Involuntary termination by the CMS is like a death knoll to a nursing home, and for this nursing home it means that they will not be paid for any healthcare services they provide that has previously been reimbursed by the CMS. Specifically it applies to residents who the nursing home admits after September 11, 2017. Those residents will be covered for only a 30-day period which will end on October 11, 2017.

The CMS reports the reason for this reimbursement cancellation is due to the large number of deficiencies that the nursing home received during the time between July 2016 and June 2017. During that year, they were cited by surveyors 28 times. It is notable that that is about 5.4 times the average number of healthcare compliance deficiencies throughout the entire state of North Carolina.

The healthcare compliance deficiencies covered a broad range of offenses.
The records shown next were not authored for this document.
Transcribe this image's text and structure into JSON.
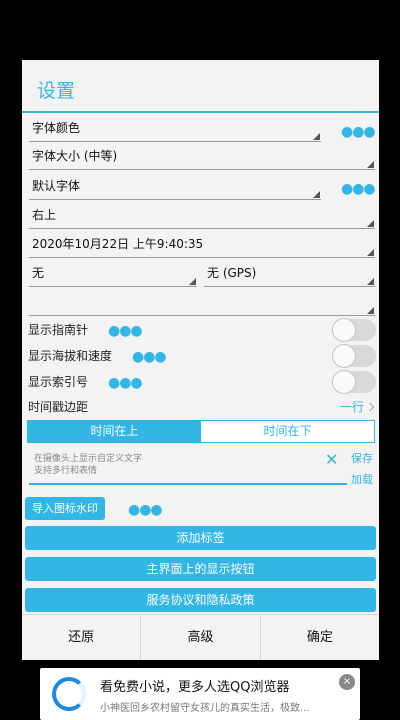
{
  "dialog": {
    "title": "设置",
    "spinners": [
      "字体颜色",
      "字体大小 (中等)",
      "默认字体",
      "右上",
      "2020年10月22日 上午9:40:35",
      "无",
      "无 (GPS)",
      ""
    ],
    "more_dots": "●●●",
    "options": [
      "显示指南针",
      "显示海拔和速度",
      "显示索引号"
    ],
    "timestamp_margin_label": "时间戳边距",
    "timestamp_margin_value": "一行",
    "segment": {
      "top": "时间在上",
      "bottom": "时间在下",
      "selected": "时间在上"
    },
    "custom_text": {
      "placeholder_line1": "在摄像头上显示自定义文字",
      "placeholder_line2": "支持多行和表情",
      "clear": "✕",
      "save": "保存",
      "load": "加载"
    },
    "import_watermark": "导入图标水印",
    "buttons": [
      "添加标签",
      "主界面上的显示按钮",
      "服务协议和隐私政策"
    ],
    "footer": {
      "reset": "还原",
      "advanced": "高级",
      "ok": "确定"
    }
  },
  "ad": {
    "title": "看免费小说，更多人选QQ浏览器",
    "subtitle": "小神医回乡农村留守女孩儿的真实生活，极致...",
    "close": "×",
    "logo_icon": "qq-browser-logo"
  },
  "colors": {
    "accent": "#33b5e5",
    "dialog_bg": "#f3f3f3",
    "background": "#000000"
  }
}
They involved mistreatment (1), quality of care (7), physical assessments (2), resident rights (5), pharmacy services (2), environmental issues (4), and administration (7). Most of the compliance deficiencies did not involve major harm to the residents and were rated at 2 on the scale of 1 to 4 that is used to determine the severity of the deficiency. All of the deficiencies were rectified by June 18 according to the CMS report.

The nursing home has been given a one-star rating on its overall healthcare provision by the CMS star rating system where the goal is 5-stars. It received a three-star rating regarding the quality of their patient care. The center is a for-profit organization with 185 certified beds and currently 125 residents.